悪役令嬢に捧ぐ献身
「うり!」

 ひょこ、と扉の端から顔を出したシルヴィアが、喜色満面にラウリの名を呼ぶ。

 公爵夫妻曰く、ラウリは先日の一件から三日ほど目を覚まさなかったらしい。

 その深すぎる眠りの所以は恐らく、『ラウリ』の肉体で悪魔の力を行使したがゆえに体力を消耗したことに起因するのだろうが、そんなことを知る由もない公爵家の人々は「ラウリが意識を取り戻さない」と大慌てだったようだ。

 とりわけ、あの日に何が起きたのかさっぱり理解していないシルヴィアは、何度会いに来ても眠っているラウリのことを段々と心配しはじめ、昨日は一日中そわそわとベッドのそばをうろついていたとか。

 どうしてその様子を絵画に残していないのですかと真面目な表情で尋ねれば、公爵夫妻は可哀想なものを見る目でかぶりを振っていた。


「お嬢様、お久しぶりですね。あなたのラウリですよ」
「うり! こぇ、これたべる?」
「え?」

 シルヴィアは小さなバスケットを持参しており、そこには彼女の大好きな焼き菓子が詰め込まれていた。
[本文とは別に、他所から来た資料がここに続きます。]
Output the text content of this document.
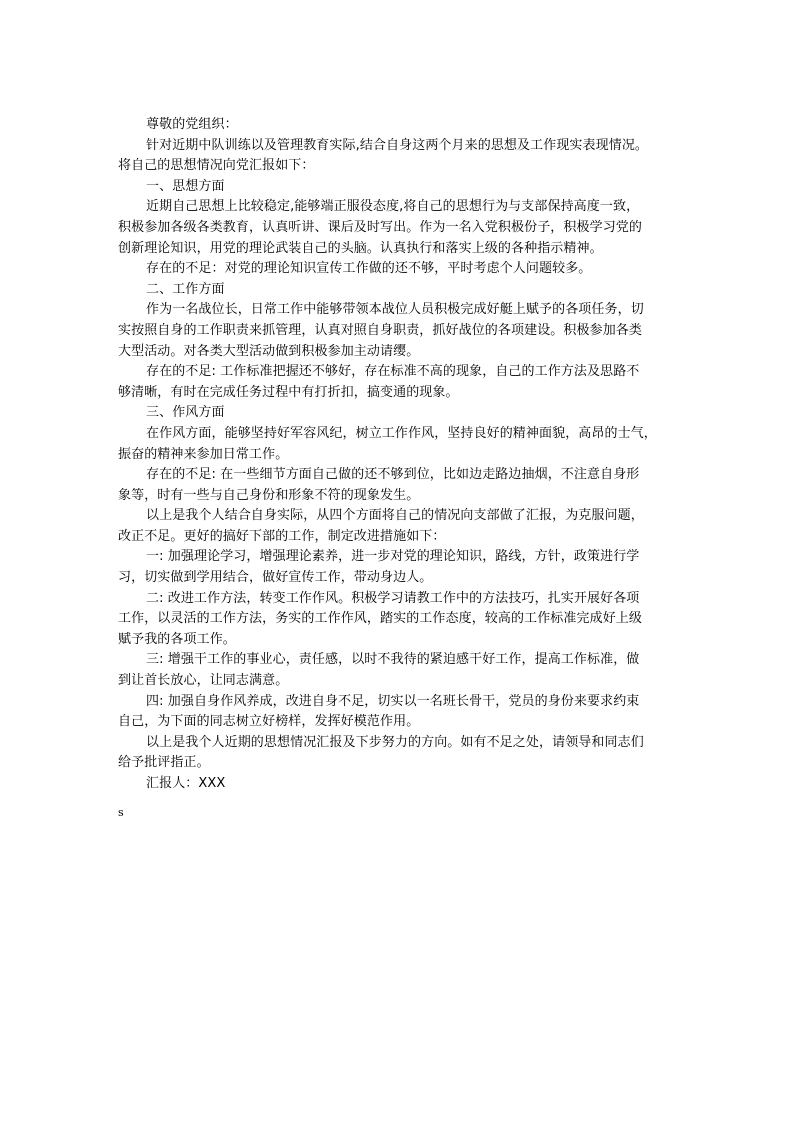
尊敬的党组织：
针对近期中队训练以及管理教育实际,结合自身这两个月来的思想及工作现实表现情况。
将自己的思想情况向党汇报如下：
一、思想方面
近期自己思想上比较稳定,能够端正服役态度,将自己的思想行为与支部保持高度一致，
积极参加各级各类教育，认真听讲、课后及时写出。作为一名入党积极份子，积极学习党的
创新理论知识，用党的理论武装自己的头脑。认真执行和落实上级的各种指示精神。
存在的不足：对党的理论知识宣传工作做的还不够，平时考虑个人问题较多。
二、工作方面
作为一名战位长，日常工作中能够带领本战位人员积极完成好艇上赋予的各项任务，切
实按照自身的工作职责来抓管理，认真对照自身职责，抓好战位的各项建设。积极参加各类
大型活动。对各类大型活动做到积极参加主动请缨。
存在的不足: 工作标准把握还不够好，存在标准不高的现象，自己的工作方法及思路不
够清晰，有时在完成任务过程中有打折扣，搞变通的现象。
三、作风方面
在作风方面，能够坚持好军容风纪，树立工作作风，坚持良好的精神面貌，高昂的士气，
振奋的精神来参加日常工作。
存在的不足: 在一些细节方面自己做的还不够到位，比如边走路边抽烟，不注意自身形
象等，时有一些与自己身份和形象不符的现象发生。
以上是我个人结合自身实际，从四个方面将自己的情况向支部做了汇报，为克服问题，
改正不足。更好的搞好下部的工作，制定改进措施如下：
一: 加强理论学习，增强理论素养，进一步对党的理论知识，路线，方针，政策进行学
习，切实做到学用结合，做好宣传工作，带动身边人。
二: 改进工作方法，转变工作作风。积极学习请教工作中的方法技巧，扎实开展好各项
工作，以灵活的工作方法，务实的工作作风，踏实的工作态度，较高的工作标准完成好上级
赋予我的各项工作。
三: 增强干工作的事业心，责任感，以时不我待的紧迫感干好工作，提高工作标准，做
到让首长放心，让同志满意。
四: 加强自身作风养成，改进自身不足，切实以一名班长骨干，党员的身份来要求约束
自己，为下面的同志树立好榜样，发挥好模范作用。
以上是我个人近期的思想情况汇报及下步努力的方向。如有不足之处，请领导和同志们
给予批评指正。
汇报人：XXX
s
 元気のないラウリに何かしてやらねばと、うんうん悩んで出した答えがお菓子のお裾分けとは、可愛さが天元突破している。ラウリは言葉にならない悲鳴を漏らしつつも、大人の笑みでかぶりを振った。

「大丈夫ですよ、そちらのお菓子はお嬢様がお召し上がりくださ」
「めーれ!」
「はい喜んで食べます」

 ぬいぐるみに持たせるような小さなバスケットごと預かったラウリは、しかしおもむろに片足を上げてベッドによじ登ろうとするシルヴィアを見てぎょっとする。
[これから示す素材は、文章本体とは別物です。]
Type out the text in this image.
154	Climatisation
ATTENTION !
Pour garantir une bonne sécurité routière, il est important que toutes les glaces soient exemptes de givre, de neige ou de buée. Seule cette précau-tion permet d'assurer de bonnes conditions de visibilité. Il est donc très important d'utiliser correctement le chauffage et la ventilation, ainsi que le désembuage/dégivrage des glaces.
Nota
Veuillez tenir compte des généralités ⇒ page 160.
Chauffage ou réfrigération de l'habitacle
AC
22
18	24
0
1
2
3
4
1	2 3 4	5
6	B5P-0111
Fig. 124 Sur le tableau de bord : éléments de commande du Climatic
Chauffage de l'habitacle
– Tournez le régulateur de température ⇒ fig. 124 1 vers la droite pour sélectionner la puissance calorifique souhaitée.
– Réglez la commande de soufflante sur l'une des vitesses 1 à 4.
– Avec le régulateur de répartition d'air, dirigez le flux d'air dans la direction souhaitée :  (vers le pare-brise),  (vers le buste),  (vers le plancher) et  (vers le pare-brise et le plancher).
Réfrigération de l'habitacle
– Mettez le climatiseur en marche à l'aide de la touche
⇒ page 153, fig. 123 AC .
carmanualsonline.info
「お嬢様ァ! 危のうございます! ラウリの腕にお掴まりください!」
「や!」
「いった」

 ぺちっと彼の手を払ったシルヴィアは、険しい崖を登り切った登山家よろしく「ふう」と溜息をつくと、ちょこんとラウリの隣に腰を下ろした。

 そして先程ラウリに渡したバスケットの中に手を突っ込み、ごそごそと何かを探す。やがて目当てのものを見付けたシルヴィアは、それをラウリの右手に乗せたのだった。

「ん!」
「うん……? ……雑草……?」

 菓子に続いて贈られたのは、よれよれの雑草が複雑に絡み合った何か。

 どこからどう見てもゴミだが、敬愛する主人から直々に下賜されたものをゴミなどと言うはずもないラウリは、これを押し花ならぬ押し草にして保管できないかと早急に思考を巡らせていたが。

「うり、およめしゃんね」
「え?」
「ちるびあのおよめしゃん!」
「ヒッ」

 可愛いの二連コンボで危うく消滅しかけたが、いや待て待てとラウリは消し飛びそうになった意識を引っ張り戻した。
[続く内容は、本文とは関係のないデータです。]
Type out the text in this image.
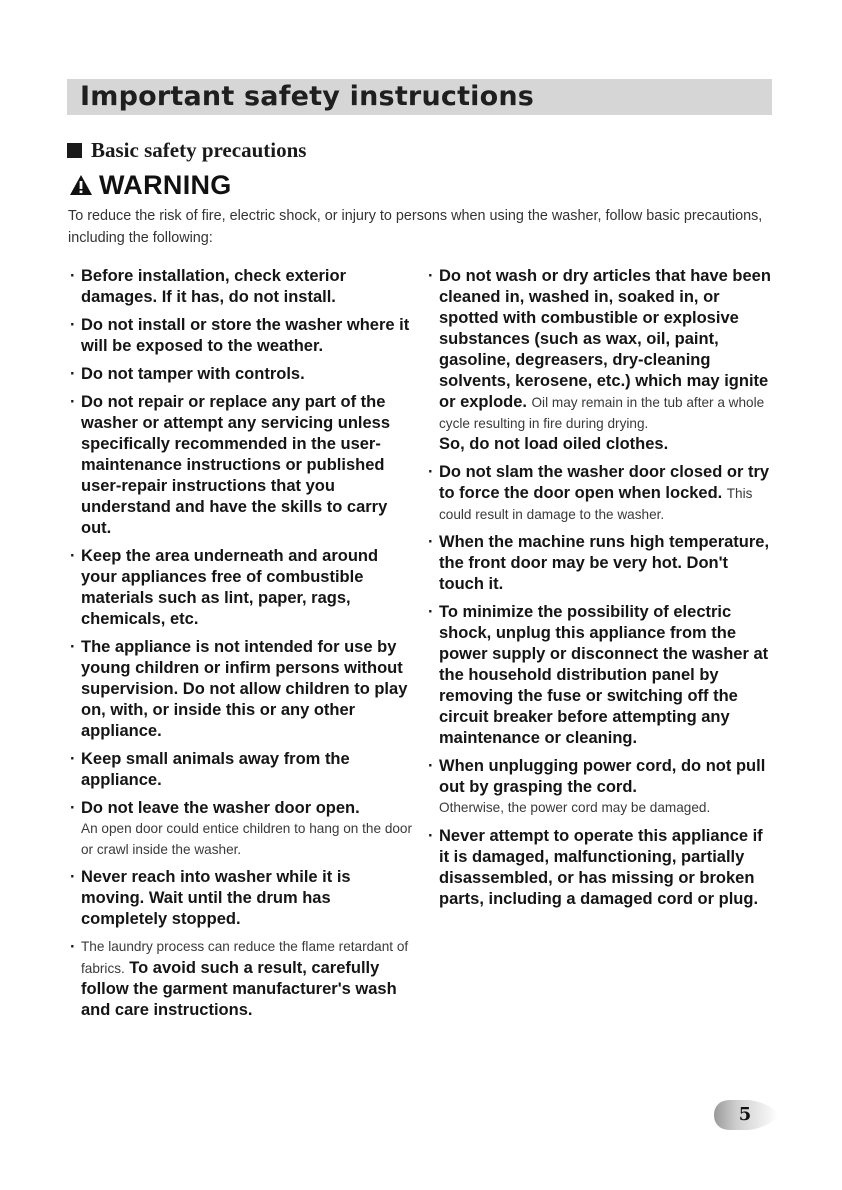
Important safety instructions
Basic safety precautions
WARNING
To reduce the risk of fire, electric shock, or injury to persons when using the washer, follow basic precautions, including the following:
· Before installation, check exterior damages. If it has, do not install.
· Do not install or store the washer where it will be exposed to the weather.
· Do not tamper with controls.
· Do not repair or replace any part of the washer or attempt any servicing unless specifically recommended in the user-maintenance instructions or published user-repair instructions that you understand and have the skills to carry out.
· Keep the area underneath and around your appliances free of combustible materials such as lint, paper, rags, chemicals, etc.
· The appliance is not intended for use by young children or infirm persons without supervision. Do not allow children to play on, with, or inside this or any other appliance.
· Keep small animals away from the appliance.
· Do not leave the washer door open.
An open door could entice children to hang on the door or crawl inside the washer.
· Never reach into washer while it is moving. Wait until the drum has completely stopped.
· The laundry process can reduce the flame retardant of fabrics. To avoid such a result, carefully follow the garment manufacturer's wash and care instructions.
· Do not wash or dry articles that have been cleaned in, washed in, soaked in, or spotted with combustible or explosive substances (such as wax, oil, paint, gasoline, degreasers, dry-cleaning solvents, kerosene, etc.) which may ignite or explode. Oil may remain in the tub after a whole cycle resulting in fire during drying.
So, do not load oiled clothes.
· Do not slam the washer door closed or try to force the door open when locked. This could result in damage to the washer.
· When the machine runs high temperature, the front door may be very hot. Don't touch it.
· To minimize the possibility of electric shock, unplug this appliance from the power supply or disconnect the washer at the household distribution panel by removing the fuse or switching off the circuit breaker before attempting any maintenance or cleaning.
· When unplugging power cord, do not pull out by grasping the cord.
Otherwise, the power cord may be damaged.
· Never attempt to operate this appliance if it is damaged, malfunctioning, partially disassembled, or has missing or broken parts, including a damaged cord or plug.
5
 既にラウリにあげたことを忘れてバスケットから焼き菓子をつまんでいるシルヴィアと、手のひらに乗せられた雑草の塊を交互に見遣った彼は、やがて辿り着いた真相に悲鳴を上げる。

「え……も、もももっもしやお嬢様、こちら聖なるお草で作られた指輪だったりしますか!? そしてお嫁しゃんということは俺が娶られる側!?」
「ん、うり、およめしゃ」
「かぁ~っ参ったないや俺もちょうど左肩こんなことになって嫁の貰い手どうしようかなと思ってたところなんですよね~!」

 開け放たれた窓の向こう、とうとうラウリの気が触れたのかもしれないと使用人たちがさめざめと泣いていることなど露知らず、この世で最も可愛い求婚を受けてしまったラウリはだらけまくった顔で雑草の指輪を眺めたのだった。

「ありがとうございますお嬢様、俺はこれからもお嬢様のために下僕として誠心誠意仕えていきますね」
「げぼ? およめしゃ……」
「当たり前だけど俺、おままごとでも求婚とかされたことなかったので新鮮ですねぇ。しかも初めてがお嬢様なんて、いやはやようやく報われた気分! お嬢様、これからもどうぞこの下僕をこき使ってくださ」
「んー!! げぼちがう! うり!!」
「痛ァ!? ちょちょちょお嬢様左肩は駄目ですさすがに!! どうして急にお怒りに!?」

 何がシルヴィアの機嫌を損ねたのか、そのときばかりはさっぱり分からなかったラウリは、ひとまず彼女の気が済むまでぽかぽかと拳を受け止めた。

 彼女が成年を迎えてもなお求婚が続くことを、このときのラウリはまだ知らない。